I am grateful to my hon. Friend for that intervention. I am aware of both the fact and the incident; they illustrate, in microcosm, the importance of this debate and are vivid examples of what is happening this very day in West Papua.

West Papua is the western half of New Guinea, which is the second largest island on earth and one of many thousands of south Pacific islands that are collectively known as Melanesia. Papuan people have inhabited the West Papua region for over 40,000 years. It was slowly drawn into the Dutch sphere of influence, and by the end of the 19th century the Dutch had established permanent administrative centres in the region as part of the Dutch East Indies.

When Indonesian nationalists declared independence from the Dutch empire in 1945, they included West Papua in the list of territories that would form the newly born country. That declaration sparked a four-year-long war between the Indonesians and the Dutch, which ended in 1949, when Indonesia was granted international recognition as an independent state at The Hague roundtable conference. However, this only heightened the divisions that existed on the status of the West Papua region. Indonesia argued that the region should be included in its new independent state, but the Dutch refused to cede the territory. At this point, I ought to mention that the West Papua region is home to the largest gold mine and the second largest copper mine in the world.

No compromise was found in the years that followed Indonesian independence, leading to a further fraying of tensions between Indonesia and the Netherlands. That led to Indonesia building up its military capacity, largely from weapons acquired from the Soviet Union. In the conflict that ensued, the United States, although originally supportive of the Dutch cause, eventually changed its position to ensure that Indonesia would not be driven towards the Soviet Union, in the context of the cold war.

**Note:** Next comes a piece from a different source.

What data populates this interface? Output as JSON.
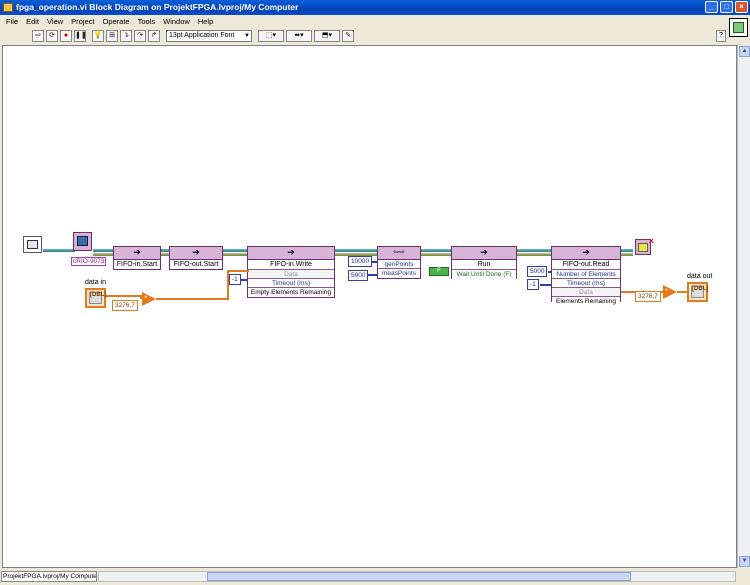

Talks between Indonesia and the Netherlands followed in 1962, with the UN acting as the official mediating power. This resulted in the signing of the New York agreement, according to which the administration of West Papua would be assigned to the United Nations for a minimum of seven months, before being passed to Indonesia. Crucially, article 18 of that agreement stipulated:

“Indonesia will make arrangements, with the assistance and participation of the United Nations Representative and his staff, to give the people of the territory the opportunity to exercise freedom of choice.”

It went on:

“Such arrangements will include...formulations of the questions in such a way as to permit the inhabitants to decide (a) whether they wish to remain with Indonesia; or (b) whether they wish to sever their ties with Indonesia.”

Article 18 also noted that the consultation had to ensure the

“eligibility of all adults, male and female, not foreign nationals to participate in the act of self-determination to be carried out in accordance with international practice.”

Jonathan Edwards Portrait Jonathan Edwards (Carmarthen East and Dinefwr) (PC)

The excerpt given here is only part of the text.